La passion du cinéma est une passion bien française. Dévorante au moment de Cannes, que l’on suit de loin, de prés. Même sans voir les films.

La passion du cinéma, c’est de se précipiter mercredi pour voir en salle le film avec Ryan Gosling présenté le même jour au festival, et, sortir de là abasourdi devant tant de beauté vénéneuse.

Voir en salles, c’est important !

Comme le dit Godard, il faut voir les films en levant la tête, plutôt qu’en baissant la tête, devant une télé.

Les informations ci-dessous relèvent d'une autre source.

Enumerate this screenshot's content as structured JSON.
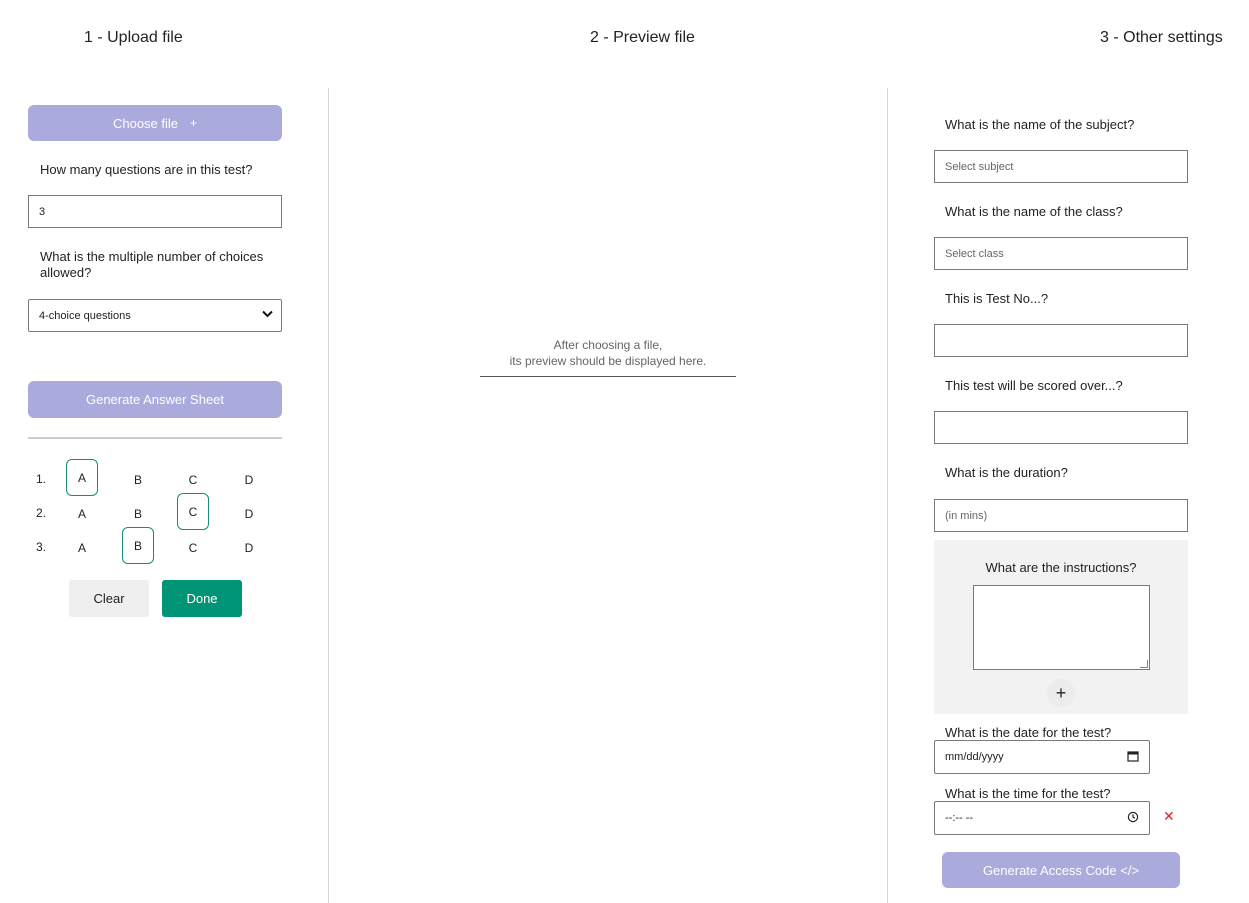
{
  "steps": {
    "step1": "1 - Upload file",
    "step2": "2 - Preview file",
    "step3": "3 - Other settings"
  },
  "upload": {
    "choose_label": "Choose file",
    "choose_icon": "+",
    "question_count_label": "How many questions are in this test?",
    "question_count_value": "3",
    "choices_label": "What is the multiple number of choices allowed?",
    "choices_selected": "4-choice questions",
    "generate_label": "Generate Answer Sheet"
  },
  "answer_sheet": {
    "questions": [
      {
        "num": "1.",
        "options": [
          "A",
          "B",
          "C",
          "D"
        ],
        "selected": "A"
      },
      {
        "num": "2.",
        "options": [
          "A",
          "B",
          "C",
          "D"
        ],
        "selected": "C"
      },
      {
        "num": "3.",
        "options": [
          "A",
          "B",
          "C",
          "D"
        ],
        "selected": "B"
      }
    ],
    "clear_label": "Clear",
    "done_label": "Done"
  },
  "preview": {
    "hint_line1": "After choosing a file,",
    "hint_line2": "its preview should be displayed here."
  },
  "settings": {
    "subject_label": "What is the name of the subject?",
    "subject_placeholder": "Select subject",
    "class_label": "What is the name of the class?",
    "class_placeholder": "Select class",
    "test_no_label": "This is Test No...?",
    "score_label": "This test will be scored over...?",
    "duration_label": "What is the duration?",
    "duration_placeholder": "(in mins)",
    "instructions_label": "What are the instructions?",
    "instructions_add": "+",
    "date_label": "What is the date for the test?",
    "date_placeholder": "mm/dd/yyyy",
    "time_label": "What is the time for the test?",
    "time_placeholder": "--:-- --",
    "time_clear": "✕",
    "access_code_label": "Generate Access Code </>"
  },
  "colors": {
    "accent_lavender": "#aaaadd",
    "done_green": "#009476",
    "selected_border": "#1a8a7e",
    "delete_red": "#e02020"
  }
}
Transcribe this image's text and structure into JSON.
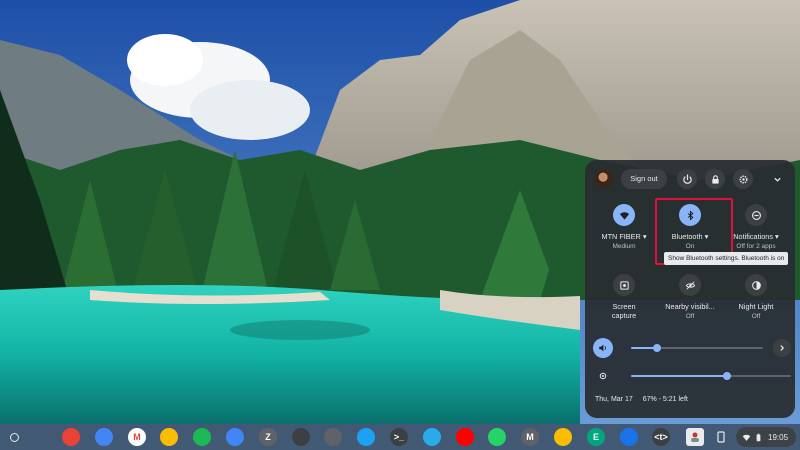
{
  "quick_settings": {
    "sign_out_label": "Sign out",
    "tiles": [
      {
        "label": "MTN FIBER",
        "sub": "Medium",
        "icon": "wifi-icon",
        "active": true,
        "has_menu": true
      },
      {
        "label": "Bluetooth",
        "sub": "On",
        "icon": "bluetooth-icon",
        "active": true,
        "has_menu": true
      },
      {
        "label": "Notifications",
        "sub": "Off for 2 apps",
        "icon": "do-not-disturb-icon",
        "active": false,
        "has_menu": true
      },
      {
        "label": "Screen capture",
        "label_line1": "Screen",
        "label_line2": "capture",
        "sub": "",
        "icon": "screen-capture-icon",
        "active": false
      },
      {
        "label": "Nearby visibil...",
        "sub": "Off",
        "icon": "nearby-share-icon",
        "active": false
      },
      {
        "label": "Night Light",
        "sub": "Off",
        "icon": "night-light-icon",
        "active": false
      }
    ],
    "tooltip": "Show Bluetooth settings. Bluetooth is on",
    "volume_level": 0.2,
    "brightness_level": 0.6,
    "footer_date": "Thu, Mar 17",
    "footer_battery": "67% - 5:21 left",
    "accent_color": "#8ab4f8",
    "highlight_color": "#e0103b"
  },
  "shelf": {
    "time": "19:05",
    "apps": [
      {
        "name": "chrome-icon",
        "letter": "",
        "color": "#ea4335"
      },
      {
        "name": "files-icon",
        "letter": "",
        "color": "#4285f4"
      },
      {
        "name": "gmail-icon",
        "letter": "M",
        "color": "#ffffff"
      },
      {
        "name": "drive-icon",
        "letter": "",
        "color": "#fbbc04"
      },
      {
        "name": "spotify-icon",
        "letter": "",
        "color": "#1db954"
      },
      {
        "name": "docs-icon",
        "letter": "",
        "color": "#4285f4"
      },
      {
        "name": "zoom-z-icon",
        "letter": "Z",
        "color": "#5f6368"
      },
      {
        "name": "loading-icon",
        "letter": "",
        "color": "#3c4043"
      },
      {
        "name": "settings-icon",
        "letter": "",
        "color": "#5f6368"
      },
      {
        "name": "twitter-icon",
        "letter": "",
        "color": "#1da1f2"
      },
      {
        "name": "terminal-icon",
        "letter": ">_",
        "color": "#3c4043"
      },
      {
        "name": "telegram-icon",
        "letter": "",
        "color": "#2aabee"
      },
      {
        "name": "youtube-icon",
        "letter": "",
        "color": "#ff0000"
      },
      {
        "name": "whatsapp-icon",
        "letter": "",
        "color": "#25d366"
      },
      {
        "name": "m-app-icon",
        "letter": "M",
        "color": "#5f6368"
      },
      {
        "name": "photos-icon",
        "letter": "",
        "color": "#fbbc04"
      },
      {
        "name": "e-app-icon",
        "letter": "E",
        "color": "#00a67e"
      },
      {
        "name": "pointer-app-icon",
        "letter": "",
        "color": "#1a73e8"
      },
      {
        "name": "code-app-icon",
        "letter": "<t>",
        "color": "#3c4043"
      }
    ]
  }
}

D’ailleurs, les Américains, qui n’ont plus la passion du cinéma, ne verront même pas le dernier Soderberg en salles. Le Liberace sortira seulement sur la chaine de télé qui a produit le film !

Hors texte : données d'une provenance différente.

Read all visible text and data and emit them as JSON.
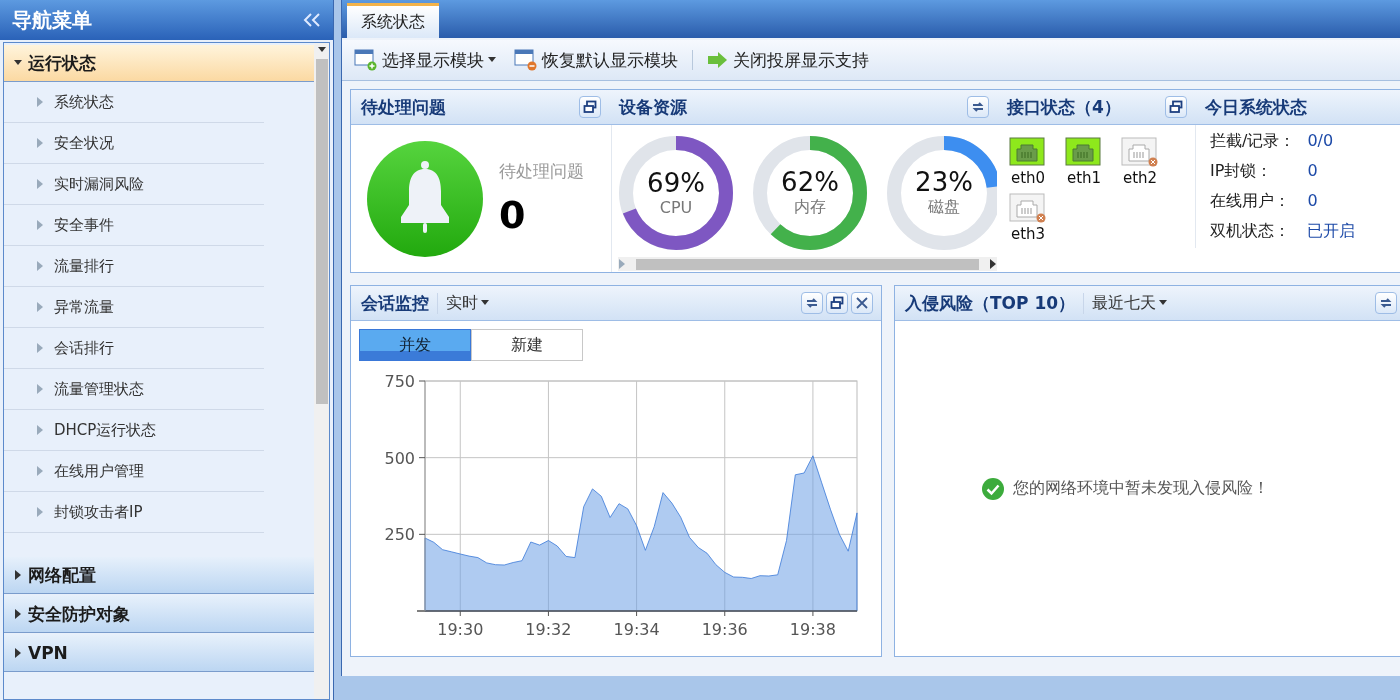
{
  "sidebar": {
    "title": "导航菜单",
    "groups": [
      {
        "label": "运行状态",
        "expanded": true,
        "items": [
          {
            "label": "系统状态"
          },
          {
            "label": "安全状况"
          },
          {
            "label": "实时漏洞风险"
          },
          {
            "label": "安全事件"
          },
          {
            "label": "流量排行"
          },
          {
            "label": "异常流量"
          },
          {
            "label": "会话排行"
          },
          {
            "label": "流量管理状态"
          },
          {
            "label": "DHCP运行状态"
          },
          {
            "label": "在线用户管理"
          },
          {
            "label": "封锁攻击者IP"
          }
        ]
      },
      {
        "label": "网络配置",
        "expanded": false
      },
      {
        "label": "安全防护对象",
        "expanded": false
      },
      {
        "label": "VPN",
        "expanded": false
      }
    ]
  },
  "tabs": [
    {
      "label": "系统状态",
      "selected": true
    }
  ],
  "toolbar": [
    {
      "kind": "add",
      "label": "选择显示模块",
      "dropdown": true
    },
    {
      "kind": "restore",
      "label": "恢复默认显示模块",
      "dropdown": false
    },
    {
      "kind": "arrow",
      "label": "关闭投屏显示支持",
      "dropdown": false
    }
  ],
  "pending": {
    "title": "待处理问题",
    "label": "待处理问题",
    "count": "0"
  },
  "resources": {
    "title": "设备资源",
    "gauges": [
      {
        "value": "69%",
        "label": "CPU",
        "level": 0.69,
        "color": "#7e57c2"
      },
      {
        "value": "62%",
        "label": "内存",
        "level": 0.62,
        "color": "#43b14b"
      },
      {
        "value": "23%",
        "label": "磁盘",
        "level": 0.23,
        "color": "#3d8ef0"
      }
    ]
  },
  "interfaces": {
    "title": "接口状态（4）",
    "ports": [
      {
        "name": "eth0",
        "connected": true
      },
      {
        "name": "eth1",
        "connected": true
      },
      {
        "name": "eth2",
        "connected": false
      },
      {
        "name": "eth3",
        "connected": false
      }
    ]
  },
  "today": {
    "title": "今日系统状态",
    "stats": [
      {
        "label": "拦截/记录：",
        "value": "0/0"
      },
      {
        "label": "IP封锁：",
        "value": "0"
      },
      {
        "label": "在线用户：",
        "value": "0"
      },
      {
        "label": "双机状态：",
        "value": "已开启"
      }
    ]
  },
  "sessions": {
    "title": "会话监控",
    "period": "实时",
    "modes": [
      {
        "label": "并发",
        "selected": true
      },
      {
        "label": "新建",
        "selected": false
      }
    ],
    "chart_data": {
      "type": "area",
      "grid": true,
      "ylim": [
        0,
        750
      ],
      "yticks": [
        250,
        500,
        750
      ],
      "categories": [
        null,
        null,
        null,
        null,
        "19:30",
        null,
        null,
        null,
        null,
        null,
        null,
        null,
        null,
        null,
        "19:32",
        null,
        null,
        null,
        null,
        null,
        null,
        null,
        null,
        null,
        "19:34",
        null,
        null,
        null,
        null,
        null,
        null,
        null,
        null,
        null,
        "19:36",
        null,
        null,
        null,
        null,
        null,
        null,
        null,
        null,
        null,
        "19:38",
        null,
        null,
        null,
        null,
        null
      ],
      "series": [
        {
          "color": "#3a78d8",
          "values": [
            238,
            224,
            200,
            193,
            186,
            179,
            174,
            157,
            151,
            150,
            158,
            164,
            225,
            215,
            230,
            212,
            178,
            174,
            340,
            398,
            374,
            305,
            350,
            333,
            278,
            198,
            275,
            386,
            352,
            306,
            240,
            207,
            188,
            151,
            126,
            111,
            110,
            106,
            115,
            114,
            118,
            230,
            444,
            450,
            506,
            418,
            330,
            250,
            195,
            320
          ]
        }
      ]
    }
  },
  "intrusion": {
    "title": "入侵风险（TOP 10）",
    "period": "最近七天",
    "message": "您的网络环境中暂未发现入侵风险！"
  }
}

Il n’y a qu’en France que l’on voit tout !

La passion du cinéma, c’est d’avoir des maîtres. Il y a quelques années, à Cannes, Jim Jarmush remettait un prix au maître de Taiwan, le Chinois Hou Hsiao-sien.

Sur la scène de cannes, Jarmusch s’est incliné, et a dit à Hou Hsiao-hien « vous êtes mon maître, je suis votre élève ».

Cette passion fait que pour rien au monde, on aurait manqué hier la cérémonie. La coupe au bol bicolore d’Agnès Varda, l’apparition hallucinée d’Asia Argento, Kim Novak toujours aussi belle 50 ans après... Et comme le chic du cinéma français, c’est de savoir nous révéler des filles toujours plus craquantes, des actrices aussi belles que talentueuses… Rendons hommage à Marina Vacht, « Jeune et jolie » chez Ozon, à Adèle Exarchopoulos, amoureuse chez Kéchiche, de Emma, la fille aux cheveux bleus, c'est-à-dire Léa Seydoux.

« Le bleu est une couleur chaude », encore plus en fusion avec l’or de la Palme. La passion du cinéma est aussi une passion amoureuse.